MINNEAPOLIS - There's a lot of research out there about the importance of breast milk for a baby's early development. In fact, experts say a mother's milk can greatly decrease the risk for illness and other conditions like childhood diabetes.
Studies show breast milk is even more important for premature babies, and that's why two Minnesota moms overcame their own sadness to give a great gift.
Melissa Johnston and her husband welcomed a beautiful baby girl into the world on July 17th, 2007. Audrey was precious, but the Johnston's little angel had Trisomy 18 --a rare condition that affects abut one out of every 3,000 births.
"Her life expectancy was a week," Johnston said. "And to have someone tell you that about your child. I can't explain it."
Little Audrey couldn't nurse. Her body was too weak. Still, Melissa Johnston kept pumping and saving her breast milk, hopeful her baby girl could one day tolerate it.
Audrey passed away in her mother's arms just 43 days after she was born.
"After Audrey passed away it was such a roller coaster," Johnston said.
Johnston had a freezer full of milk, and wanted to do something to honor Audrey. The nurses in NICU had told her about a milk bank. It's a first of its kind hospital-based human milk bank at Fairview-Riverside in Minneapolis that opened in 2004.
"It started as a response to a perceived need in the community," said Lora Harding Dundek, manager of Birth and Family Education and Support Services at The Birthplace. "The closest milk bank outside of this area is Iowa City and the next closest is Denver."
To make it easy for the moms, all they have to do, once they've passed the screening process, is bring their milk back here to the hospital.
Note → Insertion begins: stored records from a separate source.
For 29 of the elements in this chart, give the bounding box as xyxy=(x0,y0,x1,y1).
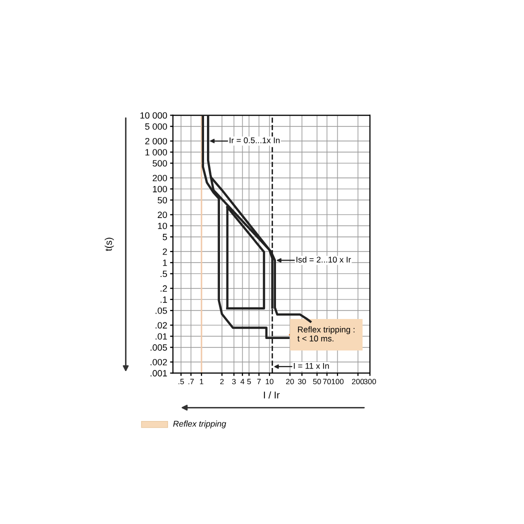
y-tick-label: .1 xyxy=(160,296,167,303)
y-tick-label: 2 000 xyxy=(145,138,168,144)
annotation: Reflex tripping : t < 10 ms. xyxy=(297,326,354,342)
y-tick-label: 10 000 xyxy=(140,112,168,119)
y-tick-label: .005 xyxy=(150,344,167,351)
annotation: Isd = 2...10 x Ir xyxy=(296,256,351,263)
text: Reflex tripping xyxy=(173,420,226,428)
y-tick-label: 1 xyxy=(163,260,167,266)
y-tick-label: 20 xyxy=(158,212,168,218)
y-tick-label: .05 xyxy=(156,307,167,314)
y-axis-title: t(s) xyxy=(104,238,114,252)
y-tick-label: 100 xyxy=(152,186,168,192)
y-tick-label: 500 xyxy=(152,160,168,167)
y-tick-label: .001 xyxy=(150,370,167,376)
y-tick-label: 10 xyxy=(158,222,168,230)
y-tick-label: 5 xyxy=(162,234,167,240)
y-tick-label: .5 xyxy=(160,270,167,278)
annotation: Ir = 0.5...1x In xyxy=(230,137,280,144)
y-tick-label: 1 000 xyxy=(145,149,168,156)
y-tick-label: 2 xyxy=(162,248,167,255)
y-tick-label: .01 xyxy=(156,333,167,340)
y-tick-label: 200 xyxy=(152,174,168,182)
annotation: I = 11 x In xyxy=(294,363,329,369)
y-tick-label: .002 xyxy=(150,358,167,366)
y-tick-label: 5 000 xyxy=(145,123,168,130)
y-tick-label: .02 xyxy=(156,322,167,329)
x-axis-title: I / Ir xyxy=(264,391,280,398)
y-tick-label: .2 xyxy=(160,285,167,292)
y-tick-label: 50 xyxy=(158,196,168,204)
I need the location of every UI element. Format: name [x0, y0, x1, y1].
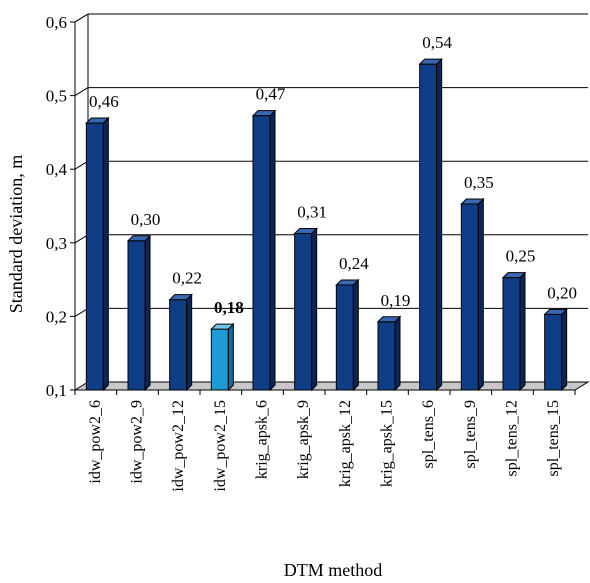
- bar-front: [419, 63, 438, 391]
- bar-top: [85, 117, 110, 124]
- bar-front: [335, 284, 354, 391]
- gridline-depth: [74, 87, 89, 97]
- bar-side: [352, 278, 359, 392]
- x-tick-labels: idw_pow2_6 idw_pow2_9 idw_pow2_12 idw_pow2_…: [87, 400, 562, 492]
- x-tick-label: spl_tens_15: [545, 400, 562, 476]
- bar-front: [544, 313, 563, 391]
- data-label: 0,30: [131, 210, 161, 229]
- y-axis-title: Standard deviation, m: [6, 155, 26, 313]
- bar-side: [477, 197, 484, 392]
- y-tick-labels: 0,1 0,2 0,3 0,4 0,5 0,6: [46, 13, 68, 400]
- bar-front: [127, 240, 146, 391]
- bar-side: [269, 109, 276, 392]
- bar-top: [543, 308, 568, 315]
- data-label: 0,22: [172, 269, 202, 288]
- x-tick-label: krig_apsk_15: [379, 400, 396, 487]
- x-tick-label: spl_tens_9: [462, 400, 479, 468]
- data-label: 0,18: [214, 298, 244, 317]
- bar-top: [501, 272, 527, 279]
- bar-top: [126, 235, 152, 242]
- bar-top: [460, 198, 485, 205]
- bar-top: [293, 227, 318, 234]
- bar-top: [251, 110, 277, 117]
- bar: [418, 57, 443, 392]
- data-label: 0,19: [381, 291, 411, 310]
- bar-side: [102, 116, 109, 392]
- bar-top: [335, 279, 360, 286]
- bar-top: [168, 294, 193, 301]
- bar: [501, 271, 527, 392]
- bar-top: [376, 316, 402, 323]
- data-label: 0,47: [256, 85, 286, 104]
- x-tick-label: idw_pow2_12: [170, 400, 187, 492]
- bar-side: [519, 271, 526, 392]
- data-label: 0,35: [464, 173, 494, 192]
- bar-front: [502, 277, 521, 391]
- x-tick-label: idw_pow2_15: [212, 400, 229, 492]
- data-label: 0,20: [547, 283, 577, 302]
- bar: [251, 109, 277, 392]
- data-label: 0,31: [297, 202, 327, 221]
- bar: [460, 197, 485, 392]
- y-axis-top-depth: [74, 13, 89, 23]
- bar-top: [418, 58, 443, 65]
- data-labels: 0,46 0,30 0,22 0,18 0,47 0,31 0,24 0,19 0,54 0,35…: [89, 33, 577, 317]
- y-tick-label: 0,4: [46, 160, 68, 179]
- y-tick-label: 0,6: [46, 13, 67, 32]
- x-tick-label: spl_tens_6: [420, 400, 437, 468]
- bar-front: [294, 232, 313, 391]
- bar: [376, 315, 402, 392]
- bar-side: [144, 234, 151, 392]
- bar-top: [210, 323, 235, 330]
- bar-side: [436, 57, 443, 392]
- y-tick-label: 0,2: [46, 307, 67, 326]
- x-tick-label: krig_apsk_6: [254, 400, 271, 479]
- bar-side: [311, 227, 318, 392]
- data-label: 0,46: [89, 92, 119, 111]
- bar: [210, 322, 235, 392]
- data-label: 0,24: [339, 254, 369, 273]
- x-tick-label: spl_tens_12: [504, 400, 521, 476]
- y-tick-label: 0,5: [46, 87, 67, 106]
- y-tick-label: 0,1: [46, 381, 67, 400]
- bars: [85, 57, 568, 392]
- bar: [126, 234, 152, 392]
- bar-front: [85, 122, 104, 391]
- bar-front: [377, 321, 396, 391]
- data-label: 0,25: [506, 247, 536, 266]
- bar-front: [252, 115, 271, 391]
- bar-side: [227, 322, 234, 392]
- x-tick-label: krig_apsk_9: [295, 400, 312, 479]
- bar: [85, 116, 110, 392]
- bar-front: [210, 328, 229, 391]
- bar-front: [169, 299, 188, 391]
- x-tick-label: krig_apsk_12: [337, 400, 354, 487]
- bar: [293, 227, 318, 392]
- bar-front: [460, 203, 479, 391]
- bar: [543, 308, 568, 392]
- x-tick-label: idw_pow2_9: [129, 400, 146, 484]
- x-axis-title: DTM method: [284, 560, 383, 580]
- y-tick-label: 0,3: [46, 234, 67, 253]
- bar-side: [561, 308, 568, 392]
- bar-side: [394, 315, 401, 392]
- data-label: 0,54: [422, 33, 452, 52]
- bar: [168, 293, 193, 392]
- bar-side: [186, 293, 193, 392]
- x-tick-label: idw_pow2_6: [87, 400, 104, 484]
- bar: [335, 278, 360, 392]
- gridlines: [74, 13, 588, 317]
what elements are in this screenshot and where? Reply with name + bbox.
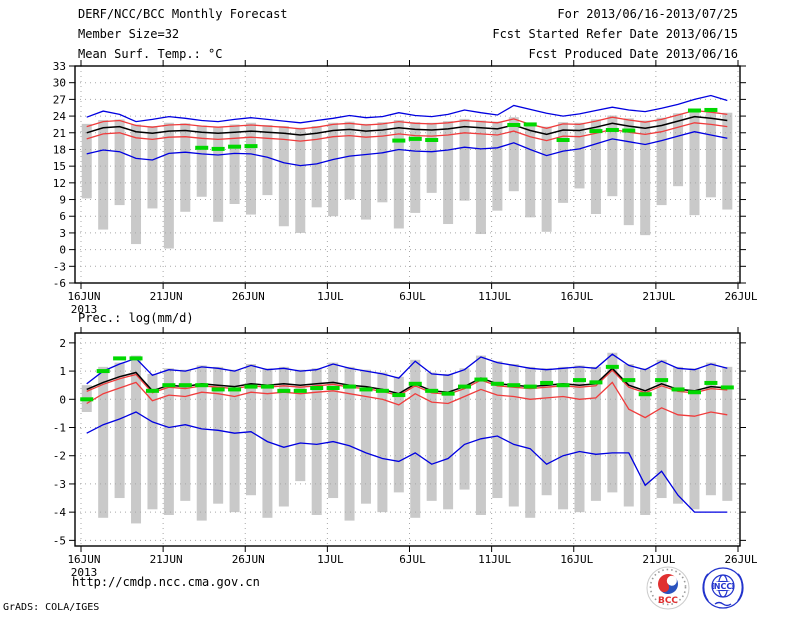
ncc-logo: NCC [702,567,744,609]
svg-text:26JUL: 26JUL [724,553,757,566]
svg-text:6JUL: 6JUL [399,553,426,566]
svg-text:-3: -3 [53,478,66,491]
svg-text:26JUN: 26JUN [232,290,265,303]
ensemble-range-bars [81,352,733,524]
grads-credit: GrADS: COLA/IGES [3,602,100,613]
svg-text:21JUL: 21JUL [642,553,675,566]
svg-text:1JUL: 1JUL [317,553,344,566]
svg-text:16JUN: 16JUN [67,553,100,566]
svg-text:6: 6 [59,210,66,223]
svg-text:15: 15 [53,160,66,173]
member-size-label: Member Size=32 [78,27,180,41]
svg-text:11JUL: 11JUL [478,553,511,566]
svg-text:21: 21 [53,127,66,140]
svg-text:-2: -2 [53,450,66,463]
svg-text:9: 9 [59,194,66,207]
refer-date-label: Fcst Started Refer Date 2013/06/15 [492,27,738,41]
temp-panel-title: Mean Surf. Temp.: °C [78,47,223,61]
svg-text:27: 27 [53,93,66,106]
svg-text:21JUN: 21JUN [150,553,183,566]
svg-text:21JUL: 21JUL [642,290,675,303]
precip-panel-title: Prec.: log(mm/d) [78,311,194,325]
svg-text:16JUL: 16JUL [560,553,593,566]
svg-text:6JUL: 6JUL [399,290,426,303]
svg-text:16JUN: 16JUN [67,290,100,303]
ncc-logo-label: NCC [714,582,733,591]
svg-text:1JUL: 1JUL [317,290,344,303]
source-url: http://cmdp.ncc.cma.gov.cn [72,575,260,589]
svg-text:26JUN: 26JUN [232,553,265,566]
produced-date-label: Fcst Produced Date 2013/06/16 [528,47,738,61]
svg-text:30: 30 [53,77,66,90]
svg-text:0: 0 [59,393,66,406]
svg-text:0: 0 [59,244,66,257]
plot-title: DERF/NCC/BCC Monthly Forecast [78,7,288,21]
svg-text:-1: -1 [53,422,66,435]
svg-text:-6: -6 [53,277,66,290]
observation-dashes [195,107,718,151]
svg-text:24: 24 [53,110,67,123]
svg-text:16JUL: 16JUL [560,290,593,303]
svg-text:1: 1 [59,365,66,378]
svg-text:2013: 2013 [71,566,98,579]
svg-text:2013: 2013 [71,303,98,316]
bcc-swirl-icon [658,574,678,594]
svg-text:-5: -5 [53,534,66,547]
svg-text:2: 2 [59,337,66,350]
forecast-range-label: For 2013/06/16-2013/07/25 [557,7,738,21]
forecast-lines [86,94,728,167]
svg-text:12: 12 [53,177,66,190]
svg-text:26JUL: 26JUL [724,290,757,303]
bcc-logo-label: BCC [658,596,678,606]
forecast-lines [86,353,728,513]
observation-dashes [80,356,734,402]
svg-text:3: 3 [59,227,66,240]
svg-text:18: 18 [53,143,66,156]
ensemble-range-bars [81,108,733,249]
svg-text:21JUN: 21JUN [150,290,183,303]
svg-text:-4: -4 [53,506,67,519]
svg-text:33: 33 [53,60,66,73]
bcc-logo: BCC [646,566,690,610]
svg-text:11JUL: 11JUL [478,290,511,303]
svg-text:-3: -3 [53,260,66,273]
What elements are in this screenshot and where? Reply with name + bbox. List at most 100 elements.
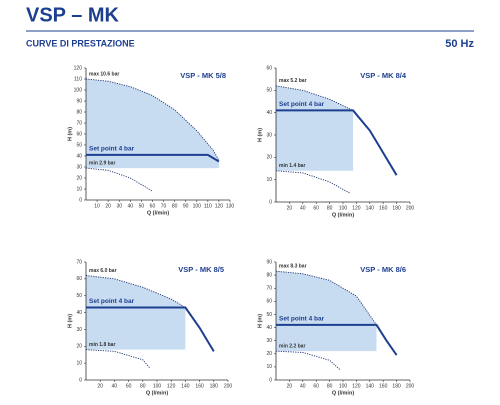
curve-label: Set point 4 bar (279, 101, 325, 108)
y-tick-label: 60 (76, 131, 82, 137)
y-tick-label: 80 (76, 109, 82, 115)
x-tick-label: 60 (150, 203, 156, 209)
chart-title: VSP - MK 8/4 (360, 71, 407, 80)
y-axis-label: H (m) (67, 314, 73, 328)
y-tick-label: 30 (266, 338, 272, 344)
x-tick-label: 200 (406, 383, 415, 389)
curve (276, 109, 398, 176)
curve-label: Set point 4 bar (89, 298, 135, 305)
y-tick-label: 0 (269, 377, 272, 383)
x-tick-label: 40 (128, 203, 134, 209)
x-axis-label: Q (l/min) (332, 390, 354, 396)
x-tick-label: 100 (339, 383, 348, 389)
y-tick-label: 70 (76, 259, 82, 265)
curve (275, 170, 350, 194)
y-tick-label: 90 (266, 259, 272, 265)
curve-label: min 2.2 bar (279, 343, 305, 349)
y-tick-label: 60 (266, 299, 272, 305)
x-tick-label: 100 (339, 205, 348, 211)
x-tick-label: 180 (210, 383, 219, 389)
y-tick-label: 120 (74, 65, 83, 71)
curve-label: Set point 4 bar (89, 146, 135, 153)
chart-title: VSP - MK 8/5 (178, 265, 224, 274)
x-tick-label: 50 (139, 203, 145, 209)
y-tick-label: 110 (74, 76, 82, 82)
x-tick-label: 80 (140, 383, 146, 389)
x-tick-label: 10 (94, 203, 100, 209)
chart-panel: 0 10 20 30 40 50 60 70 20 40 60 80 100 120 140 160 180 20… (67, 259, 232, 396)
x-tick-label: 160 (379, 383, 388, 389)
x-tick-label: 160 (195, 383, 204, 389)
y-tick-label: 10 (76, 186, 82, 192)
y-axis-label: H (m) (257, 128, 263, 142)
y-axis-label: H (m) (257, 314, 263, 328)
y-tick-label: 20 (76, 175, 82, 181)
x-tick-label: 60 (313, 205, 319, 211)
curve (275, 350, 340, 370)
y-tick-label: 50 (266, 312, 272, 318)
y-tick-label: 30 (76, 327, 82, 333)
x-axis-label: Q (l/min) (146, 390, 168, 396)
x-tick-label: 180 (392, 383, 401, 389)
frequency: 50 Hz (445, 38, 474, 50)
y-tick-label: 20 (76, 344, 82, 350)
chart-panel: 0 10 20 30 40 50 60 20 40 60 80 100 120 140 160 180 200 Q… (257, 65, 414, 218)
y-tick-label: 50 (76, 293, 82, 299)
curve-label: min 1.8 bar (89, 342, 115, 348)
x-tick-label: 100 (153, 383, 162, 389)
y-tick-label: 80 (266, 272, 272, 278)
y-tick-label: 0 (79, 377, 82, 383)
y-tick-label: 40 (266, 325, 272, 331)
chart-panel: 0 10 20 30 40 50 60 70 80 90 20 40 60 80 100 120 140 160 1… (257, 259, 414, 396)
x-tick-label: 60 (313, 383, 319, 389)
x-tick-label: 20 (97, 383, 103, 389)
y-tick-label: 30 (266, 132, 272, 138)
y-tick-label: 20 (266, 351, 272, 357)
y-tick-label: 40 (266, 110, 272, 116)
curve-label: min 2.9 bar (89, 160, 115, 166)
y-tick-label: 0 (269, 199, 272, 205)
y-axis-label: H (m) (67, 127, 73, 141)
y-tick-label: 40 (76, 310, 82, 316)
y-tick-label: 50 (76, 142, 82, 148)
y-tick-label: 70 (266, 286, 272, 292)
x-tick-label: 160 (379, 205, 388, 211)
x-tick-label: 140 (181, 383, 190, 389)
x-tick-label: 70 (161, 203, 167, 209)
x-tick-label: 80 (172, 203, 178, 209)
x-tick-label: 40 (300, 383, 306, 389)
x-axis-label: Q (l/min) (332, 212, 354, 218)
x-tick-label: 90 (183, 203, 189, 209)
curve (275, 85, 354, 111)
x-tick-label: 110 (204, 203, 212, 209)
curve (276, 323, 398, 356)
y-tick-label: 40 (76, 153, 82, 159)
x-tick-label: 20 (287, 205, 293, 211)
y-tick-label: 90 (76, 98, 82, 104)
y-tick-label: 0 (79, 197, 82, 203)
curve (85, 349, 151, 369)
operating-area (276, 271, 377, 352)
chart-title: VSP - MK 8/6 (360, 265, 406, 274)
y-tick-label: 60 (76, 276, 82, 282)
x-tick-label: 60 (126, 383, 132, 389)
x-tick-label: 200 (406, 205, 415, 211)
x-tick-label: 130 (226, 203, 235, 209)
x-axis-label: Q (l/min) (147, 210, 169, 216)
curve (275, 270, 377, 326)
y-tick-label: 10 (76, 360, 82, 366)
curve-label: min 1.4 bar (279, 163, 305, 169)
x-tick-label: 80 (327, 205, 333, 211)
curve (85, 167, 153, 192)
subtitle: CURVE DI PRESTAZIONE (26, 38, 135, 48)
y-tick-label: 100 (74, 87, 83, 93)
curve-label: max 6.0 bar (89, 268, 117, 274)
x-tick-label: 40 (112, 383, 118, 389)
curve (85, 275, 186, 308)
curve-label: Set point 4 bar (279, 316, 325, 323)
curve-label: max 10.6 bar (89, 71, 119, 77)
x-tick-label: 120 (352, 205, 361, 211)
x-tick-label: 80 (327, 383, 333, 389)
operating-area (86, 275, 186, 350)
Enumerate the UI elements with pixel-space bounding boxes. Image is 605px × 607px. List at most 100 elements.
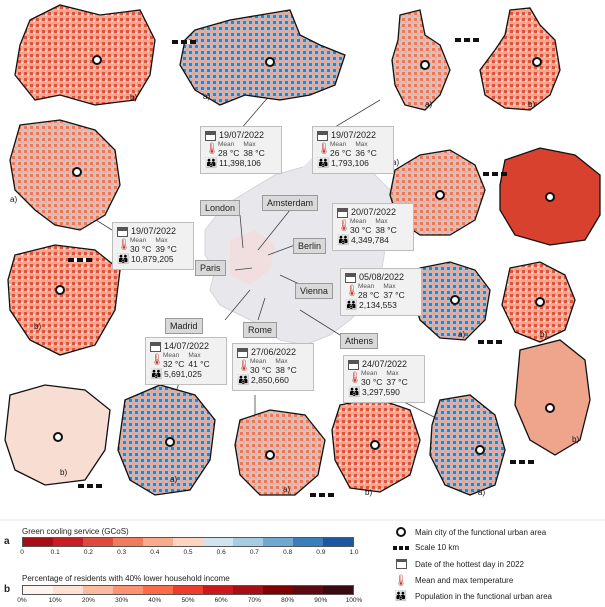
thermometer-icon: 🌡 [117,239,131,252]
colorbar-swatch [113,538,143,546]
scale-bar [455,38,479,42]
panel-label-a: a) [392,158,400,167]
panel-label-a: a) [478,488,486,497]
colorbar-swatch [113,586,143,594]
legend-b-tick-label: 80% [281,597,295,604]
colorbar-swatch [173,538,203,546]
panel-label-b: b) [130,93,138,102]
thermometer-icon: 🌡 [337,220,351,233]
colorbar-swatch [173,586,203,594]
city-label-berlin: Berlin [293,238,327,254]
city-label-vienna: Vienna [295,283,333,299]
colorbar-swatch [263,586,293,594]
legend-item-population: 👪 Population in the functional urban are… [394,591,552,602]
calendar-icon [237,348,248,358]
calendar-icon [348,360,359,370]
colorbar-swatch [143,586,173,594]
calendar-icon [117,227,128,237]
population-icon: 👪 [345,299,358,311]
city-label-athens: Athens [340,333,379,349]
colorbar-swatch [233,586,263,594]
legend-b-tick-label: 20% [81,597,95,604]
colorbar-swatch [23,538,53,546]
panel-label-b: b) [60,468,68,477]
legend-a-letter: a [4,536,10,547]
panel-label-b: b) [540,330,548,339]
legend-a-tick-label: 0.2 [83,549,93,556]
info-card-london: 19/07/2022 🌡 Mean Max 28 °C 38 °C 👪 11,398,1… [200,126,282,174]
population-icon: 👪 [205,157,218,169]
legend-a-tick-label: 1.0 [349,549,359,556]
thermometer-icon: 🌡 [348,372,362,385]
colorbar-swatch [83,538,113,546]
panel-label-a: a) [170,475,178,484]
info-card-rome: 27/06/2022 🌡 Mean Max 30 °C 38 °C 👪 2,850,66… [232,343,314,391]
colorbar-swatch [323,538,353,546]
legend-a-tick-label: 0 [20,549,24,556]
legend-a-tick-label: 0.8 [283,549,293,556]
colorbar-swatch [263,538,293,546]
thermometer-icon: 🌡 [237,360,251,373]
info-card-amsterdam: 19/07/2022 🌡 Mean Max 26 °C 36 °C 👪 1,793,10… [312,126,394,174]
legend-a-tick-label: 0.3 [117,549,127,556]
population-icon: 👪 [337,234,350,246]
calendar-icon [317,131,328,141]
colorbar-swatch [293,538,323,546]
legend-b-tick-label: 60% [214,597,228,604]
panel-label-a: a) [203,92,211,101]
legend-a-tick-label: 0.1 [50,549,60,556]
legend-item-date: Date of the hottest day in 2022 [393,559,524,569]
colorbar-swatch [233,538,263,546]
thermometer-icon: 🌡 [317,143,331,156]
colorbar-swatch [203,586,233,594]
colorbar-swatch [83,586,113,594]
calendar-icon [345,273,356,283]
info-card-vienna: 05/08/2022 🌡 Mean Max 28 °C 37 °C 👪 2,134,55… [340,268,422,316]
legend-b-letter: b [4,584,11,595]
legend-b-title: Percentage of residents with 40% lower h… [22,574,230,583]
info-card-paris: 19/07/2022 🌡 Mean Max 30 °C 39 °C 👪 10,879,2… [112,222,194,270]
legend-a-tick-label: 0.7 [249,549,259,556]
colorbar-swatch [53,538,83,546]
info-card-berlin: 20/07/2022 🌡 Mean Max 30 °C 38 °C 👪 4,349,78… [332,203,414,251]
population-icon: 👪 [150,368,163,380]
info-card-athens: 24/07/2022 🌡 Mean Max 30 °C 37 °C 👪 3,297,59… [343,355,425,403]
scale-bar-icon [393,545,409,550]
panel-label-a: a) [458,330,466,339]
legend-b-tick-label: 70% [247,597,261,604]
colorbar-swatch [323,586,353,594]
legend-b-tick-label: 0% [17,597,27,604]
population-icon: 👪 [237,374,250,386]
legend-b-tick-label: 50% [181,597,195,604]
legend-b-tick-label: 90% [314,597,328,604]
panel-label-a: a) [283,485,291,494]
panel-label-b: b) [365,488,373,497]
scale-bar [172,40,196,44]
thermometer-icon: 🌡 [150,354,164,367]
legend-item-main-city: Main city of the functional urban area [393,526,546,538]
colorbar-swatch [293,586,323,594]
colorbar-swatch [53,586,83,594]
panel-label-b: b) [528,100,536,109]
main-city-icon [393,526,409,538]
legend-b-colorbar [22,585,354,595]
thermometer-icon: 🌡 [394,575,408,587]
colorbar-swatch [23,586,53,594]
legend-a-tick-label: 0.5 [183,549,193,556]
legend-b-tick-label: 30% [115,597,129,604]
thermometer-icon: 🌡 [205,143,219,156]
main-city-markers [53,55,555,460]
panel-label-b: b) [34,322,42,331]
city-label-rome: Rome [243,322,278,338]
legend-a-ticks: 0 0.1 0.2 0.3 0.4 0.5 0.6 0.7 0.8 0.9 1.0 [20,549,358,559]
panel-label-a: a) [425,100,433,109]
population-icon: 👪 [348,386,361,398]
scale-bar [68,258,92,262]
colorbar-swatch [203,538,233,546]
scale-bar [483,172,507,176]
panel-label-a: a) [10,195,18,204]
scale-bar [478,340,502,344]
legend-a-tick-label: 0.6 [216,549,226,556]
colorbar-swatch [143,538,173,546]
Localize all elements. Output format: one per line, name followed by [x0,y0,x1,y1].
Someone comes down from the milk bank and the moms don't even have to get out of their car.
The milk is packed on dry ice and sent overnight through FedEx to a company in California that processes it and ships it to premature and sick infants across the country.
The milk goes to babies like Ella Jo Krumwiede, born 16 weeks premature and weighing only about a pound. On June 16, 2009, 83 days after she was born, Ella died.
"She had a spirit kind of like mine, but a temper kind of like her dad, I think," her mother, Taryn Krumwiede, said.
Taryn continued to pump even though her little girl couldn't take the milk. When Ella died, Taryn also wanted to keep her baby's memory alive.
 "I knew I couldn't throw it away, I knew I couldn't just let it go," she said. "I knew it was something that would help my baby and I knew it would help other babies."
Hundreds of babies are given a chance at survival all because these moms gave a great gift in a tiny little bottle.
 "It made me fell like I was doing something for other babies and it was a gift to Audrey," Johnston said.


Lisa from Lisa's Yarns said...

Thanks for sharing, Taryn. What a wonderful thing to do for other babies.

Cherry Blossoms said...

What a wonderful story. You are so amazing

sarah said...

Taryn, this is such a touching and inspirational story. Thank you for sharing your journey in such a profoundly eloquent way.